01:43 While ConfigParser is quite lenient, it doesn’t support all kinds of .ini files.

01:48 Another difference between TOML and many traditional formats is that TOML values have types. "blue" is interpreted as a string while 3 is a number.

01:58 One potential criticism of TOML is that humans writing TOML need to be aware of types. In simpler formats, that responsibility lies with the programmer parsing the configuration.

02:10 TOML is not meant to be a data serialization format like JSON or YAML. In other words, you shouldn’t try to store general data in TOML to recover it later.

02:19 TOML is restrictive in a few aspects. All keys are interpreted as strings. You can’t easily use a number as a key. TOML has no null type. Some whitespace is important, which makes it less efficient to compress the size of TOML documents.

02:37 Even though TOML is a good hammer, not all data files are nails. You should primarily use TOML for configurations.
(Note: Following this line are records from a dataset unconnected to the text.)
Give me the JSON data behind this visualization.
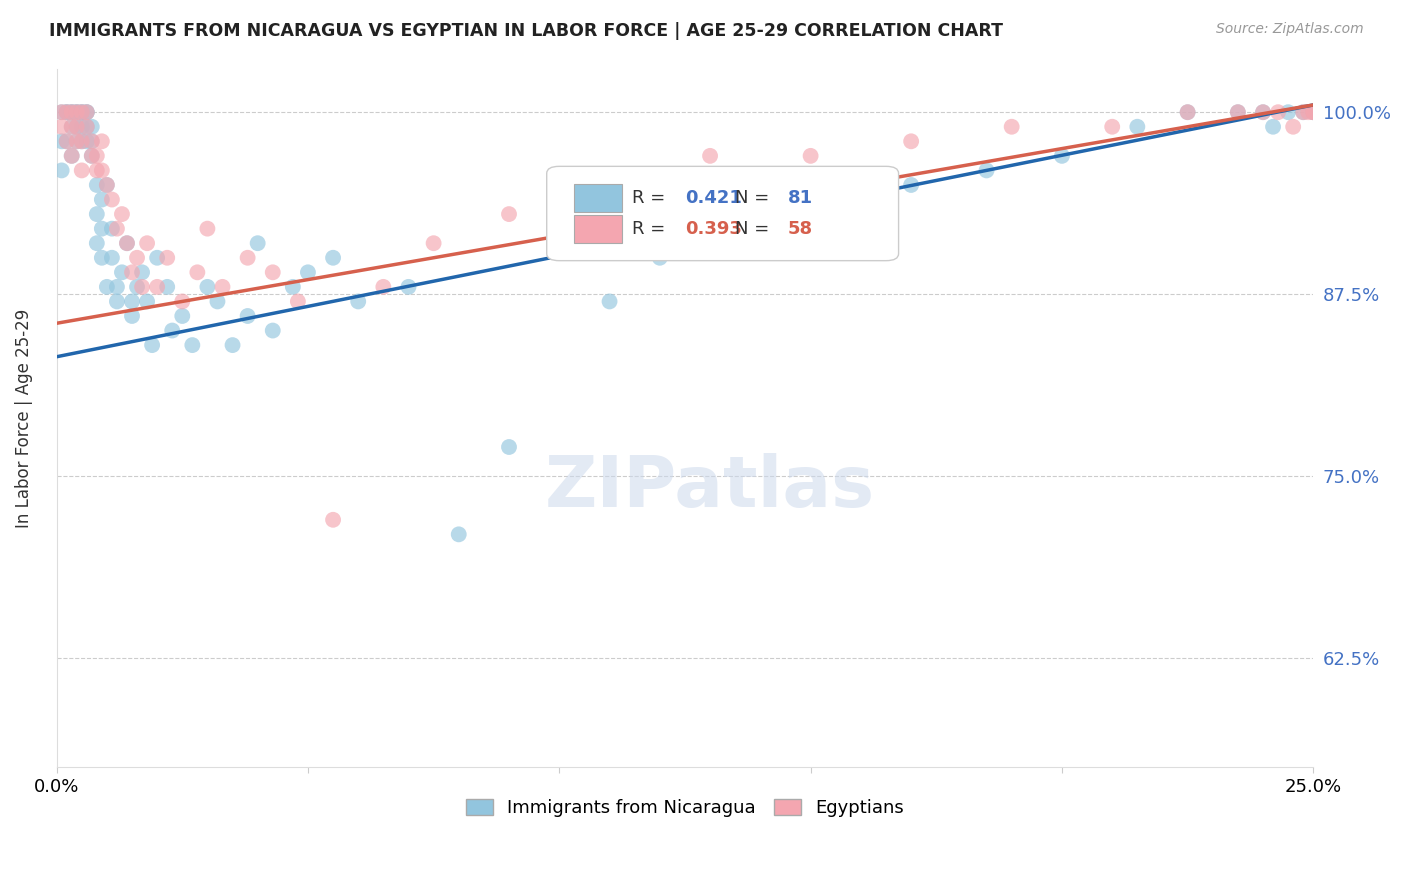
{
  "title": "IMMIGRANTS FROM NICARAGUA VS EGYPTIAN IN LABOR FORCE | AGE 25-29 CORRELATION CHART",
  "source": "Source: ZipAtlas.com",
  "ylabel": "In Labor Force | Age 25-29",
  "xlim": [
    0.0,
    0.25
  ],
  "ylim": [
    0.55,
    1.03
  ],
  "yticks": [
    0.625,
    0.75,
    0.875,
    1.0
  ],
  "ytick_labels": [
    "62.5%",
    "75.0%",
    "87.5%",
    "100.0%"
  ],
  "xticks": [
    0.0,
    0.05,
    0.1,
    0.15,
    0.2,
    0.25
  ],
  "xtick_labels": [
    "0.0%",
    "",
    "",
    "",
    "",
    "25.0%"
  ],
  "nicaragua_color": "#92c5de",
  "egyptian_color": "#f4a6b0",
  "nicaragua_line_color": "#2166ac",
  "egyptian_line_color": "#d6604d",
  "R_nicaragua": 0.421,
  "N_nicaragua": 81,
  "R_egyptian": 0.393,
  "N_egyptian": 58,
  "legend_labels": [
    "Immigrants from Nicaragua",
    "Egyptians"
  ],
  "background_color": "#ffffff",
  "grid_color": "#cccccc",
  "watermark": "ZIPatlas",
  "nic_line_x0": 0.0,
  "nic_line_y0": 0.832,
  "nic_line_x1": 0.25,
  "nic_line_y1": 1.005,
  "egy_line_x0": 0.0,
  "egy_line_y0": 0.855,
  "egy_line_x1": 0.25,
  "egy_line_y1": 1.005,
  "nicaragua_x": [
    0.001,
    0.001,
    0.001,
    0.002,
    0.002,
    0.002,
    0.003,
    0.003,
    0.003,
    0.003,
    0.004,
    0.004,
    0.004,
    0.004,
    0.005,
    0.005,
    0.005,
    0.005,
    0.006,
    0.006,
    0.006,
    0.006,
    0.007,
    0.007,
    0.007,
    0.008,
    0.008,
    0.008,
    0.009,
    0.009,
    0.009,
    0.01,
    0.01,
    0.011,
    0.011,
    0.012,
    0.012,
    0.013,
    0.014,
    0.015,
    0.015,
    0.016,
    0.017,
    0.018,
    0.019,
    0.02,
    0.022,
    0.023,
    0.025,
    0.027,
    0.03,
    0.032,
    0.035,
    0.038,
    0.04,
    0.043,
    0.047,
    0.05,
    0.055,
    0.06,
    0.07,
    0.08,
    0.09,
    0.1,
    0.11,
    0.12,
    0.13,
    0.14,
    0.155,
    0.17,
    0.185,
    0.2,
    0.215,
    0.225,
    0.235,
    0.24,
    0.242,
    0.245,
    0.248,
    0.25,
    0.25
  ],
  "nicaragua_y": [
    1.0,
    0.98,
    0.96,
    1.0,
    1.0,
    0.98,
    1.0,
    1.0,
    0.99,
    0.97,
    1.0,
    0.99,
    0.98,
    1.0,
    1.0,
    1.0,
    0.99,
    0.98,
    1.0,
    1.0,
    0.99,
    0.98,
    0.97,
    0.98,
    0.99,
    0.95,
    0.93,
    0.91,
    0.94,
    0.92,
    0.9,
    0.95,
    0.88,
    0.92,
    0.9,
    0.88,
    0.87,
    0.89,
    0.91,
    0.87,
    0.86,
    0.88,
    0.89,
    0.87,
    0.84,
    0.9,
    0.88,
    0.85,
    0.86,
    0.84,
    0.88,
    0.87,
    0.84,
    0.86,
    0.91,
    0.85,
    0.88,
    0.89,
    0.9,
    0.87,
    0.88,
    0.71,
    0.77,
    0.91,
    0.87,
    0.9,
    0.91,
    0.91,
    0.94,
    0.95,
    0.96,
    0.97,
    0.99,
    1.0,
    1.0,
    1.0,
    0.99,
    1.0,
    1.0,
    1.0,
    1.0
  ],
  "egypt_x": [
    0.001,
    0.001,
    0.002,
    0.002,
    0.003,
    0.003,
    0.003,
    0.004,
    0.004,
    0.004,
    0.005,
    0.005,
    0.005,
    0.006,
    0.006,
    0.007,
    0.007,
    0.008,
    0.008,
    0.009,
    0.009,
    0.01,
    0.011,
    0.012,
    0.013,
    0.014,
    0.015,
    0.016,
    0.017,
    0.018,
    0.02,
    0.022,
    0.025,
    0.028,
    0.03,
    0.033,
    0.038,
    0.043,
    0.048,
    0.055,
    0.065,
    0.075,
    0.09,
    0.11,
    0.13,
    0.15,
    0.17,
    0.19,
    0.21,
    0.225,
    0.235,
    0.24,
    0.243,
    0.246,
    0.248,
    0.249,
    0.25,
    0.25
  ],
  "egypt_y": [
    1.0,
    0.99,
    1.0,
    0.98,
    1.0,
    0.99,
    0.97,
    1.0,
    0.99,
    0.98,
    1.0,
    0.98,
    0.96,
    1.0,
    0.99,
    0.97,
    0.98,
    0.96,
    0.97,
    0.98,
    0.96,
    0.95,
    0.94,
    0.92,
    0.93,
    0.91,
    0.89,
    0.9,
    0.88,
    0.91,
    0.88,
    0.9,
    0.87,
    0.89,
    0.92,
    0.88,
    0.9,
    0.89,
    0.87,
    0.72,
    0.88,
    0.91,
    0.93,
    0.95,
    0.97,
    0.97,
    0.98,
    0.99,
    0.99,
    1.0,
    1.0,
    1.0,
    1.0,
    0.99,
    1.0,
    1.0,
    1.0,
    1.0
  ]
}
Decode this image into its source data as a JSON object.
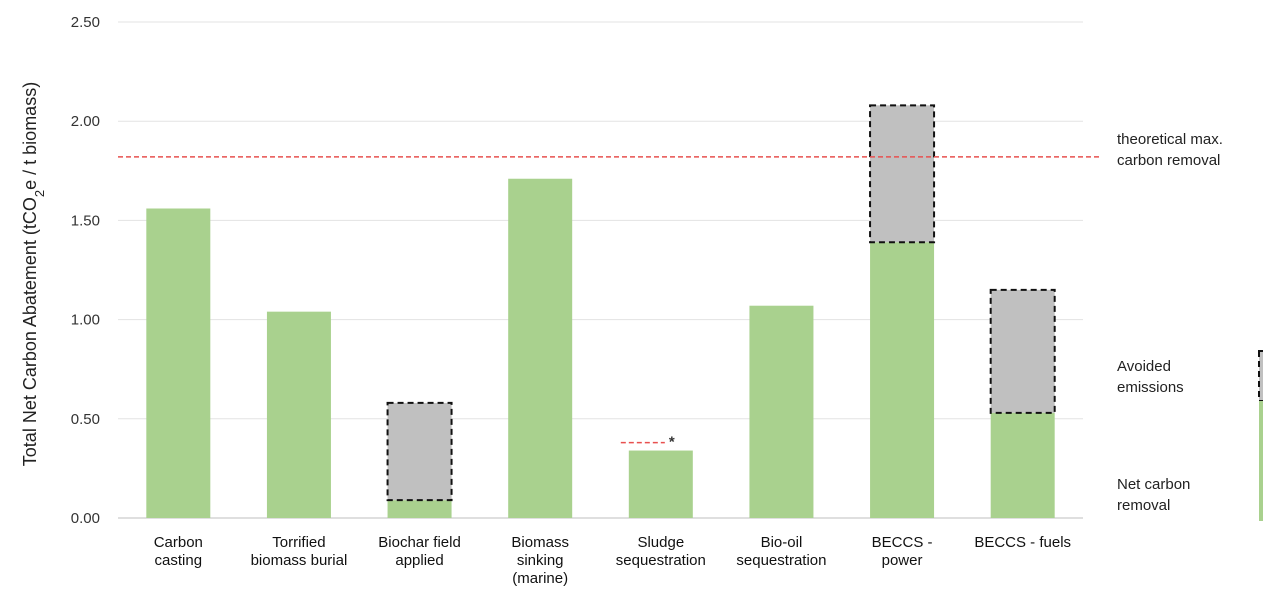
{
  "chart_data": {
    "type": "bar",
    "ylabel_main": "Total Net Carbon Abatement (tCO",
    "ylabel_sub": "2",
    "ylabel_tail": "e / t biomass)",
    "ylim": [
      0,
      2.5
    ],
    "yticks": [
      "0.00",
      "0.50",
      "1.00",
      "1.50",
      "2.00",
      "2.50"
    ],
    "categories": [
      [
        "Carbon",
        "casting"
      ],
      [
        "Torrified",
        "biomass burial"
      ],
      [
        "Biochar field",
        "applied"
      ],
      [
        "Biomass",
        "sinking",
        "(marine)"
      ],
      [
        "Sludge",
        "sequestration"
      ],
      [
        "Bio-oil",
        "sequestration"
      ],
      [
        "BECCS -",
        "power"
      ],
      [
        "BECCS - fuels"
      ]
    ],
    "series": [
      {
        "name": "Net carbon removal",
        "color": "#a9d18e",
        "values": [
          1.56,
          1.04,
          0.09,
          1.71,
          0.34,
          1.07,
          1.39,
          0.53
        ]
      },
      {
        "name": "Avoided emissions",
        "color": "#c0c0c0",
        "values": [
          0,
          0,
          0.49,
          0,
          0,
          0,
          0.69,
          0.62
        ]
      }
    ],
    "reference_line": {
      "value": 1.82,
      "label": [
        "theoretical max.",
        "carbon removal"
      ],
      "color": "#e8504f"
    },
    "sludge_marker": {
      "value": 0.38,
      "symbol": "*"
    },
    "grid": true,
    "legend_position": "right",
    "legend": [
      {
        "key": "avoided",
        "label": [
          "Avoided",
          "emissions"
        ]
      },
      {
        "key": "net",
        "label": [
          "Net carbon",
          "removal"
        ]
      }
    ]
  }
}
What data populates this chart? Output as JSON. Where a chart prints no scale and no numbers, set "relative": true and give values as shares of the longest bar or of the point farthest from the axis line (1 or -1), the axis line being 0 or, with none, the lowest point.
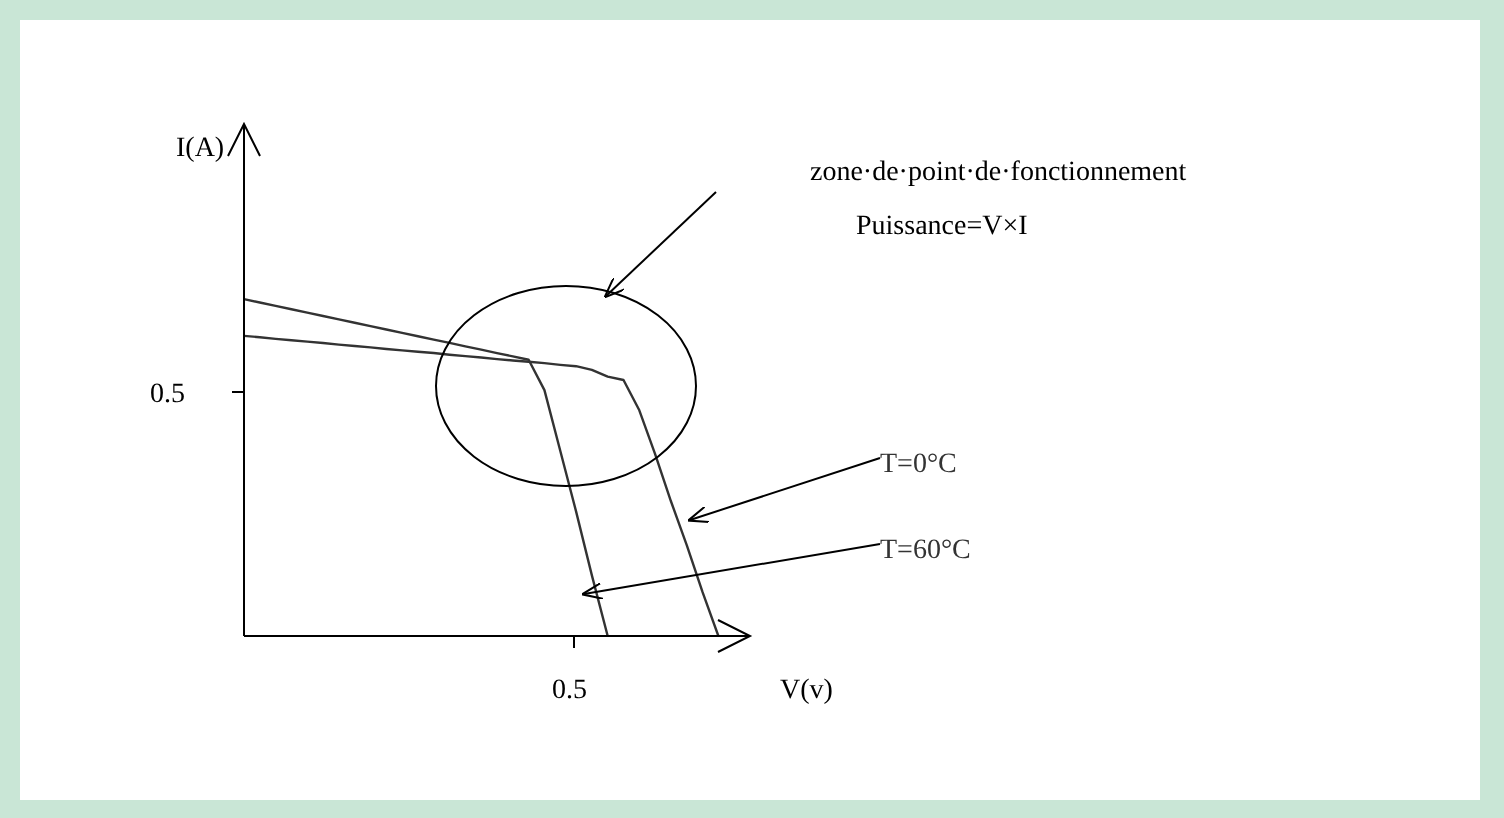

02:46 You’ll dive deeper into TOML syntax in the next section of the course. And there you’ll learn about some of the syntax requirements of TOML files. But in practice, a given TOML file may also come with some non-syntactical requirements. These are schema requirements.

02:59 For example, your tic-tac-toe application may require that the configuration file contain the server URL. On the other hand, player colors may be optional if the application defines a default color.

03:11 Currently, TOML doesn’t include a schema language that can specify required and optional fields in a TOML document. Several proposals exist, although it’s not clear if any of them will be accepted anytime soon.

03:24 In simple applications, you can validate your TOML configuration manually. For example, you can use structural pattern matching, which was introduced in Python 3.10.

03:35 Assuming that you’ve parsed the configuration into Python and named it config, you can check its structure with the code seen on screen. The first case statement spells out the structure that you expect.

03:46 If config matches, then you use pass to continue your code. Otherwise, you raise an error.

03:54 This approach may not scale well if your TOML document is more complicated. You also need to do more work if you want to provide good error messages. A better alternative is to use Pydantic, which utilizes type annotations to do data validation at runtime.

04:10 One advantage of Pydantic is that it has precise and helpful error messages built in.

04:16 If you want to know more about Pydantic, then Real Python has you covered with this video course.

04:22 There are also tools that take advantage of the existing schema validations that exist for formats such as JSON. For example, Taplo is a TOML toolkit that can validate TOML documents against JSON schemas.

04:35 Taplo is also available for Visual Studio Code bundled into the “Even Better Tomal” extension.

04:41 You won’t worry about schema validation in the rest of this course. Instead, in the next section of the course, you’ll get more familiar with the TOML syntax and see all the different data types that are available to you.